Después de la pandemia, y de que la gente aceptará ser controlada en sus actividades más íntimas, se impuso la necesidad de buscar un héroe, un ciudadano que conservase un vestigio de rebeldía, o al menos, de leve insolencia. Sucedió que alguien mantuvo su costumbre de leer manuscritos, negándose a incrustarse chips o placas en el cogote. No eran las suyas lecturas banales, sino textos de un fulgor antiguo y poderoso. Lo que sacaba a la luz aquel lector eran, en un mundo sin género epistolar, docenas de cartas: cartas conmovedoras, inimitables, llenas de lucidez y memoria.
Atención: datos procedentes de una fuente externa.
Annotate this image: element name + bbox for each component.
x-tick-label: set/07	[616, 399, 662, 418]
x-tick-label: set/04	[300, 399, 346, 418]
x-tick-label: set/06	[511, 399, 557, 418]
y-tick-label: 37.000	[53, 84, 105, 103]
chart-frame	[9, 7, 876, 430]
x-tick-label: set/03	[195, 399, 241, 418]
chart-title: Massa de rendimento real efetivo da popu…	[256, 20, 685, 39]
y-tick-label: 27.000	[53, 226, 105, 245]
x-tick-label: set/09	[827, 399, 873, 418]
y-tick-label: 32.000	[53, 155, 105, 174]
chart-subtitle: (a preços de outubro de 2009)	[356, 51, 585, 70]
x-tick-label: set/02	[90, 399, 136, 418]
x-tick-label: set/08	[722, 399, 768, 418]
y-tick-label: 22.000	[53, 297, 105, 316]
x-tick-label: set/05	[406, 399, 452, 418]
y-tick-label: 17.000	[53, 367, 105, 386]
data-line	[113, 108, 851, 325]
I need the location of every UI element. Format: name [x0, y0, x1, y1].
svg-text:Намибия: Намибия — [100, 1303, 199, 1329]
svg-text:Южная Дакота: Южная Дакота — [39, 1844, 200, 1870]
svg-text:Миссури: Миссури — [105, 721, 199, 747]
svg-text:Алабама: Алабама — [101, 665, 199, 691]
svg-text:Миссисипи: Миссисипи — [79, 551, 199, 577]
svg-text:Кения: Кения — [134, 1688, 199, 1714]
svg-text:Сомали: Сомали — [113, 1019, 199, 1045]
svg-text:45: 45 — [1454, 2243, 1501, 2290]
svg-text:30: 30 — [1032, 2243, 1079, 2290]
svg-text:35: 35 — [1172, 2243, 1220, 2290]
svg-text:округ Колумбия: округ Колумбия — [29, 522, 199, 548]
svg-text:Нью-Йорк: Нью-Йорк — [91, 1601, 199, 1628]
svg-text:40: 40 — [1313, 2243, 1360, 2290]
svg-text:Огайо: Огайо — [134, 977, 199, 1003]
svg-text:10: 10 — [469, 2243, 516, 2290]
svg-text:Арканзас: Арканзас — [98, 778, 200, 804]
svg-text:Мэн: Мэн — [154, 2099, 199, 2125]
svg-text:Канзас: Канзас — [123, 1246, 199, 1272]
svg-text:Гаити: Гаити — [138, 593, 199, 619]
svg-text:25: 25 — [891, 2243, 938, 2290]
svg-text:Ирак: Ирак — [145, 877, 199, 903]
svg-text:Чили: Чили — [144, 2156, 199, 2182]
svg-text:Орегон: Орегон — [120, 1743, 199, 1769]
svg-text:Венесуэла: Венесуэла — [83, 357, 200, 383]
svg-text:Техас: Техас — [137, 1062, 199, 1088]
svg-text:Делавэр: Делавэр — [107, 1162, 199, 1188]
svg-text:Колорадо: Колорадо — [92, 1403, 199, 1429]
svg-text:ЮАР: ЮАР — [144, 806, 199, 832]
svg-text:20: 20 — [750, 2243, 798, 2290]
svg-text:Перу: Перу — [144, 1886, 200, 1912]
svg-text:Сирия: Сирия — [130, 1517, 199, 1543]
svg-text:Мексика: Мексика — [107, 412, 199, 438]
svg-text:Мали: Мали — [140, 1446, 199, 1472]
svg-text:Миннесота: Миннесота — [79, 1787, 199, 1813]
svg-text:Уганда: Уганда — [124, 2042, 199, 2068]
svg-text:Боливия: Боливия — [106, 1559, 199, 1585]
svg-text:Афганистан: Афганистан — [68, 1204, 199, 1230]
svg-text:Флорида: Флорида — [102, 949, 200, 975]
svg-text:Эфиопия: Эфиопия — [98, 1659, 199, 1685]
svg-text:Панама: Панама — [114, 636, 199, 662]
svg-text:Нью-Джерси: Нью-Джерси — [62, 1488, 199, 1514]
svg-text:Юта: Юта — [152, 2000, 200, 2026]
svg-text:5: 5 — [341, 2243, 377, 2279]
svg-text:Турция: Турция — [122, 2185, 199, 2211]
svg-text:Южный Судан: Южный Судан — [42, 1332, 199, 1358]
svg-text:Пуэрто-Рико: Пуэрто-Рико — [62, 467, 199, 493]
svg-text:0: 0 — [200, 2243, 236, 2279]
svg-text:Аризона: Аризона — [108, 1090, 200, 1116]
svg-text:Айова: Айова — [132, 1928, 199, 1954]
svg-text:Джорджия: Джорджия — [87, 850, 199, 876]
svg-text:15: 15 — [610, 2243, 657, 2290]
La gente especulaba sobre dónde vivía y se barajaban muchas hipótesis: los había que lo ubicaban en una choza en medio de la jungla, otros en el interior de un pontiac del 66, y había quien se lo imaginaba en una barca fondeada en la sal inmortal del Mar Muerto. Hasta que se corrió la voz de que, curiosamente, tenía su sede en una gran ciudad.
Los internautas empezaron a citarse en aquel sitio, con intención de acampar, hiciese frío o calor, bajo los arcos de su ventana. Soñaban con un hito mágico, con el día donde ese hombre, empuñando un manuscrito, saldría a leer una carta especial: un texto veraz y profundo que estremecería sus extenuados corazones.
A una hora imprecisa, más bien al oscurecer, el lector bajaba la escalera y extraía con mimo un folio. Esparcidas por aceras y zaguanes, sin orden ni concierto, le aguardaba una asamblea de cuerpos que rozaban, bajo un cielo enorme, el éxtasis y la veneración. Venían desde puntos lejanos, a veces exóticos, en condiciones misérrimas; algunos dormían al raso, y otros acudían con la prole y el pan. Habían sufrido lo indecible durante la larga pandemia y anhelaban ansiosos las palabras del lector: se había divulgado la especie de que una noche recitaría un texto vibrante, el relato de un protagonista sagaz y soberano. Una historia cuyo contenido, concebido bajo el firmamento más puro, estrenaría una época sin virus.
Un día vino a suceder algo inesperado: el hombre suspendió, contra todo pronóstico, su ansiada lectura. Las persianas de su casa permanecían bajadas y moribunda la luz de su jardín. Los niños jugaban en los templos y todos los seres, incluso los cuervos y las ratas, parecían compartir una gran
expectación.
No había espacio para más personas y la muchedumbre colapsaba la avenida. Se oyó entonces un clamor súbito y una silueta se recortó bajo el dintel: pertenecía al amado lector y, al verlo, todos suspiraron con alivio. Un viento despejó las calles y las estrellas relumbraron con fuerza. Se percibía la alianza entre quienes añoraban el verbo y aquel lector misterioso. Éste, guiñando los ojos, sacó un papel arrugado y se dispuso a leer. ¿De quién sería la carta?, se interrogaban todos. Se amasó un silencio sobrenatural, presa la gente de una ensoñación religiosa. Pero en la voz del lector algunos detectaron, con alarma creciente, algo inaudito: un torpor que recordaba -se persignaron incrédulos-, el pálpito de la embriaguez. Rascándose la panza, con voz pastosa, aquel hombre miró a los congregados jovialmente y, carraspeando intensamente, leyó:
- En el futuro, los hombres seguirán siendo espantadizos y manipulables, y adorarán a los necios y los demagogos. La enfermedad acabó con su poca sensatez, amigo mío: deja a esos zoquetes y cabalga conmigo de nuevo.
Tras concluir su lectura, Sancho Panza se ajustó los pantalones con fuerza y, lanzando un eructo glorioso, escuchó su eco por las rutilantes avenidas de Nueva York.
Corría el año 2060. El mundo anhelaba líderes con desesperación. Gobernaba la ciudad, un nieto de Donald Trump.